A real-world scenario
A fintech company is running Debian 10 on 40% of their backend nodes. Their security team knows it's EOL — has been for two years. They have a migration plan that's six months out. The CISO needs to answer: is that acceptable?
Without the EOL Risk Score™, that's a judgment call made in a meeting. With it, it's a number: 87 out of 100. That's in the critical band. There are active CISA KEV entries attached to Debian 10. That six-month timeline needs to be a conversation — not an assumption.
The score doesn't make the decision. It makes sure the decision is made with the right information, by the right people, at the right time.
Migrate or extend?
Choose migration if you can move to a supported version within 6–12 months without major breaking changes. Migration eliminates the risk permanently and removes ongoing support costs. It's always the preferred long-term answer.
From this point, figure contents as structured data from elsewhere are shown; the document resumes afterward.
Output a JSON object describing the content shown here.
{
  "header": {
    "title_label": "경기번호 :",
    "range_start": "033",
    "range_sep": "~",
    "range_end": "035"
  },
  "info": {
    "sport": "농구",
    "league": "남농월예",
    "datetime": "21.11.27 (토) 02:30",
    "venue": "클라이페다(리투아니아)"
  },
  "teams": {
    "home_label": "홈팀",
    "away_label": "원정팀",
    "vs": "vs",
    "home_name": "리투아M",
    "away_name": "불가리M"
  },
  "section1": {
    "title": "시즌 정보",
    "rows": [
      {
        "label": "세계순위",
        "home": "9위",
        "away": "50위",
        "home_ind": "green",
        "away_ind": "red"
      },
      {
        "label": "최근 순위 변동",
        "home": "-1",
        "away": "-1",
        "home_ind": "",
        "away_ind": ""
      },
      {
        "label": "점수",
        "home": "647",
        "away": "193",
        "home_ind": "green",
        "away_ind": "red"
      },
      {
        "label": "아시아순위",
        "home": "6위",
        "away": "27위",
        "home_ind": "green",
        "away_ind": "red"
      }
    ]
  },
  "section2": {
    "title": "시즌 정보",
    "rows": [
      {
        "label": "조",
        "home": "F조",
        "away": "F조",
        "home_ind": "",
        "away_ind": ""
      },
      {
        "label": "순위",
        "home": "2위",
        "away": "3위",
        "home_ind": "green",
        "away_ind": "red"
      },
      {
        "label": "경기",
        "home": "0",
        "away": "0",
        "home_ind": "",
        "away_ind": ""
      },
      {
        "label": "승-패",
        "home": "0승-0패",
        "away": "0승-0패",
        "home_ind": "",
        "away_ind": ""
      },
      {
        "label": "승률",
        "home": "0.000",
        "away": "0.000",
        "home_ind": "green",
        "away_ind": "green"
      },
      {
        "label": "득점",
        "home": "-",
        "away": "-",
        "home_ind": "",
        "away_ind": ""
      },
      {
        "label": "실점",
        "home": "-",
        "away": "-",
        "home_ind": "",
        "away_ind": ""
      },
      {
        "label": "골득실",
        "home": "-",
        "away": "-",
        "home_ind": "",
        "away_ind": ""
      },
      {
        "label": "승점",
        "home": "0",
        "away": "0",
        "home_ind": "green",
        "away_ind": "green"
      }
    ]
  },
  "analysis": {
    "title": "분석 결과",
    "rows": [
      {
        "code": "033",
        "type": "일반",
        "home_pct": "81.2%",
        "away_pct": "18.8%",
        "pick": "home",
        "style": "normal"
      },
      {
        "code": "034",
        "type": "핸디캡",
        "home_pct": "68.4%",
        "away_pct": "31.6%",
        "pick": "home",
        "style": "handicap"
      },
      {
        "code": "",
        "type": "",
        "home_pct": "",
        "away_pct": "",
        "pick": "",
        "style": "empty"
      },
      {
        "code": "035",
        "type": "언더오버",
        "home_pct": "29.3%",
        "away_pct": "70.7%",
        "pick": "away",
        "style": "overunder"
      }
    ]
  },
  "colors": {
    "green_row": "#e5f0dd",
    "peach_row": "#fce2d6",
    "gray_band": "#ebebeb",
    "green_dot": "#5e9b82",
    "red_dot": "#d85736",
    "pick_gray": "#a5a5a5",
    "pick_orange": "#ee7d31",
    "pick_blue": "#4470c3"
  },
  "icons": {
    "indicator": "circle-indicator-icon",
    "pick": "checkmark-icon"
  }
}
Choose extended support if migration is blocked by third-party dependency incompatibilities, regulatory change-freeze periods, insufficient engineering bandwidth, or complex monorepos where upgrading the runtime requires months of testing. Extended lifecycle support (ELS) from a commercial vendor provides continued CVE patches while you execute a controlled migration.
ELS is a bridge, not a destination. The right answer is always to establish a migration timeline alongside any extended support contract. A score of 80+ means both conversations need to happen today.